RANGOON — Bankers are urging the Central Bank of Myanmar to reconsider a recent regulation that might leave many of Burma’s commercial lenders struggling in the market.
On Nov. 16, private lenders, officials from the Central Bank and President’s Office Minister Soe Thane met to discuss the state of Burma’s banking industry and its future when a new government is formed next year.
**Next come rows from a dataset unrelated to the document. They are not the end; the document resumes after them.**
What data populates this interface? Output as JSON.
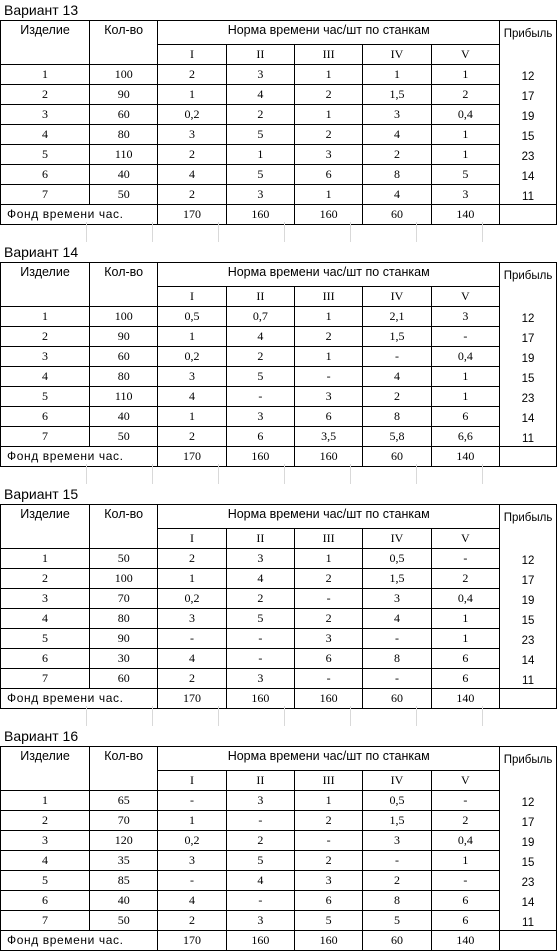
{
  "headers": {
    "item": "Изделие",
    "qty": "Кол-во",
    "norm": "Норма времени час/шт по станкам",
    "profit": "Прибыль",
    "machines": [
      "I",
      "II",
      "III",
      "IV",
      "V"
    ],
    "fund_label": "Фонд времени час."
  },
  "variants": [
    {
      "title": "Вариант 13",
      "rows": [
        {
          "item": "1",
          "qty": "100",
          "norms": [
            "2",
            "3",
            "1",
            "1",
            "1"
          ],
          "profit": "12"
        },
        {
          "item": "2",
          "qty": "90",
          "norms": [
            "1",
            "4",
            "2",
            "1,5",
            "2"
          ],
          "profit": "17"
        },
        {
          "item": "3",
          "qty": "60",
          "norms": [
            "0,2",
            "2",
            "1",
            "3",
            "0,4"
          ],
          "profit": "19"
        },
        {
          "item": "4",
          "qty": "80",
          "norms": [
            "3",
            "5",
            "2",
            "4",
            "1"
          ],
          "profit": "15"
        },
        {
          "item": "5",
          "qty": "110",
          "norms": [
            "2",
            "1",
            "3",
            "2",
            "1"
          ],
          "profit": "23"
        },
        {
          "item": "6",
          "qty": "40",
          "norms": [
            "4",
            "5",
            "6",
            "8",
            "5"
          ],
          "profit": "14"
        },
        {
          "item": "7",
          "qty": "50",
          "norms": [
            "2",
            "3",
            "1",
            "4",
            "3"
          ],
          "profit": "11"
        }
      ],
      "fund": [
        "170",
        "160",
        "160",
        "60",
        "140"
      ]
    },
    {
      "title": "Вариант 14",
      "rows": [
        {
          "item": "1",
          "qty": "100",
          "norms": [
            "0,5",
            "0,7",
            "1",
            "2,1",
            "3"
          ],
          "profit": "12"
        },
        {
          "item": "2",
          "qty": "90",
          "norms": [
            "1",
            "4",
            "2",
            "1,5",
            "-"
          ],
          "profit": "17"
        },
        {
          "item": "3",
          "qty": "60",
          "norms": [
            "0,2",
            "2",
            "1",
            "-",
            "0,4"
          ],
          "profit": "19"
        },
        {
          "item": "4",
          "qty": "80",
          "norms": [
            "3",
            "5",
            "-",
            "4",
            "1"
          ],
          "profit": "15"
        },
        {
          "item": "5",
          "qty": "110",
          "norms": [
            "4",
            "-",
            "3",
            "2",
            "1"
          ],
          "profit": "23"
        },
        {
          "item": "6",
          "qty": "40",
          "norms": [
            "1",
            "3",
            "6",
            "8",
            "6"
          ],
          "profit": "14"
        },
        {
          "item": "7",
          "qty": "50",
          "norms": [
            "2",
            "6",
            "3,5",
            "5,8",
            "6,6"
          ],
          "profit": "11"
        }
      ],
      "fund": [
        "170",
        "160",
        "160",
        "60",
        "140"
      ]
    },
    {
      "title": "Вариант 15",
      "rows": [
        {
          "item": "1",
          "qty": "50",
          "norms": [
            "2",
            "3",
            "1",
            "0,5",
            "-"
          ],
          "profit": "12"
        },
        {
          "item": "2",
          "qty": "100",
          "norms": [
            "1",
            "4",
            "2",
            "1,5",
            "2"
          ],
          "profit": "17"
        },
        {
          "item": "3",
          "qty": "70",
          "norms": [
            "0,2",
            "2",
            "-",
            "3",
            "0,4"
          ],
          "profit": "19"
        },
        {
          "item": "4",
          "qty": "80",
          "norms": [
            "3",
            "5",
            "2",
            "4",
            "1"
          ],
          "profit": "15"
        },
        {
          "item": "5",
          "qty": "90",
          "norms": [
            "-",
            "-",
            "3",
            "-",
            "1"
          ],
          "profit": "23"
        },
        {
          "item": "6",
          "qty": "30",
          "norms": [
            "4",
            "-",
            "6",
            "8",
            "6"
          ],
          "profit": "14"
        },
        {
          "item": "7",
          "qty": "60",
          "norms": [
            "2",
            "3",
            "-",
            "-",
            "6"
          ],
          "profit": "11"
        }
      ],
      "fund": [
        "170",
        "160",
        "160",
        "60",
        "140"
      ]
    },
    {
      "title": "Вариант 16",
      "rows": [
        {
          "item": "1",
          "qty": "65",
          "norms": [
            "-",
            "3",
            "1",
            "0,5",
            "-"
          ],
          "profit": "12"
        },
        {
          "item": "2",
          "qty": "70",
          "norms": [
            "1",
            "-",
            "2",
            "1,5",
            "2"
          ],
          "profit": "17"
        },
        {
          "item": "3",
          "qty": "120",
          "norms": [
            "0,2",
            "2",
            "-",
            "3",
            "0,4"
          ],
          "profit": "19"
        },
        {
          "item": "4",
          "qty": "35",
          "norms": [
            "3",
            "5",
            "2",
            "-",
            "1"
          ],
          "profit": "15"
        },
        {
          "item": "5",
          "qty": "85",
          "norms": [
            "-",
            "4",
            "3",
            "2",
            "-"
          ],
          "profit": "23"
        },
        {
          "item": "6",
          "qty": "40",
          "norms": [
            "4",
            "-",
            "6",
            "8",
            "6"
          ],
          "profit": "14"
        },
        {
          "item": "7",
          "qty": "50",
          "norms": [
            "2",
            "3",
            "5",
            "5",
            "6"
          ],
          "profit": "11"
        }
      ],
      "fund": [
        "170",
        "160",
        "160",
        "60",
        "140"
      ]
    }
  ]
}
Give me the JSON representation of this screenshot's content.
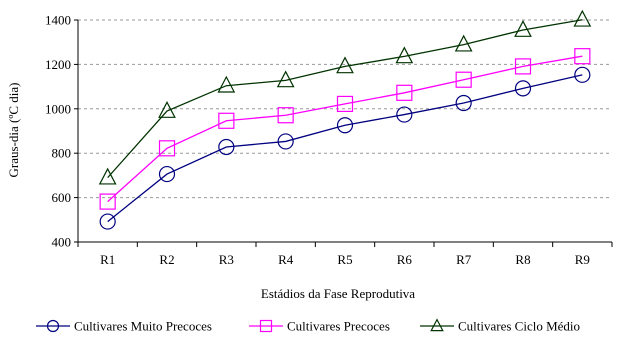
{
  "chart_data": {
    "type": "line",
    "categories": [
      "R1",
      "R2",
      "R3",
      "R4",
      "R5",
      "R6",
      "R7",
      "R8",
      "R9"
    ],
    "series": [
      {
        "name": "Cultivares Muito Precoces",
        "marker": "circle",
        "color": "#000080",
        "values": [
          492,
          706,
          828,
          853,
          926,
          974,
          1026,
          1092,
          1153
        ]
      },
      {
        "name": "Cultivares Precoces",
        "marker": "square",
        "color": "#ff00ff",
        "values": [
          582,
          822,
          946,
          971,
          1022,
          1072,
          1131,
          1191,
          1237
        ]
      },
      {
        "name": "Cultivares Ciclo Médio",
        "marker": "triangle",
        "color": "#003300",
        "values": [
          690,
          990,
          1104,
          1128,
          1191,
          1236,
          1289,
          1355,
          1401
        ]
      }
    ],
    "xlabel": "Estádios da Fase Reprodutiva",
    "ylabel": "Graus-dia (ºC dia)",
    "ylim": [
      400,
      1400
    ],
    "yticks": [
      400,
      600,
      800,
      1000,
      1200,
      1400
    ],
    "grid": "horizontal dashed",
    "legend": "bottom"
  }
}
In particular, attention was paid to one of the primary difficulties confronting commercial banks: a new reserve requirement ratio, or the percentage of deposits that a bank must keep on hand, that will come into effect soon.
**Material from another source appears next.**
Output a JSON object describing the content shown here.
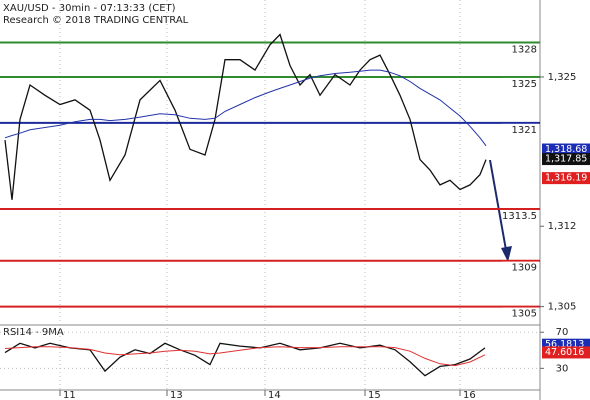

The new regulation, decided upon in July and intended as a means of back-up funding, will require all banks to store 5 percent of their total deposits at the Central Bank in cash, whereas currently deposits can take the form of bonds or cash.
“Five percent is actually not too much, but the problem is that we’re not able to provide that amount in cash,” Pe Myint, managing director of the Cooperative Bank, told The Irrawaddy. “We’ve proposed to reduce this amount to 2 or 3 percent.”
Presently, 10 out of Burma’s 20 private banks are able to meet the 5 percent requirement, while the Central Bank’s decision is forcing the rest to send the amount in a more piecemeal fashion.
Than Lwin, a senior banking consultant for Kanbawza Bank, said he understands the reasoning behind the new regulation, but that the Central Bank should also take into consideration what is realistic for local banks, rather than leave them struggling.
“As the country continues to develop, the Central Bank must bear in mind that the market will also change, meaning that it [the Central Bank] must constantly be flexible with its regulations,” he said.
The Asia Green Development Bank is one such bank that sees no alternative than to gradually send money to the Central Bank so that it does not harm its standing in the market. Soe Thein, its executive director, is calling for a bit more flexibility in a society that is still predominantly cash-based.
“We [bankers] accept the 5 percent regulation. What we want is just more time to be able to give this cash to the Central Bank,” he said.
Though the local banking industry today is better than it was even five years ago, many believe that the Central Bank, which became an independent body after Burma’s quasi-civilian government came to power in 2011, has not been doing enough to drive further improvement in the financial sector. For instance, it has been roundly criticized for its lack of transparency with regard to how much money it has in its reserves.
Looking ahead to the next government, Than Lwin said: “The Central Bank must be far more aware of ground-level situations in the market.”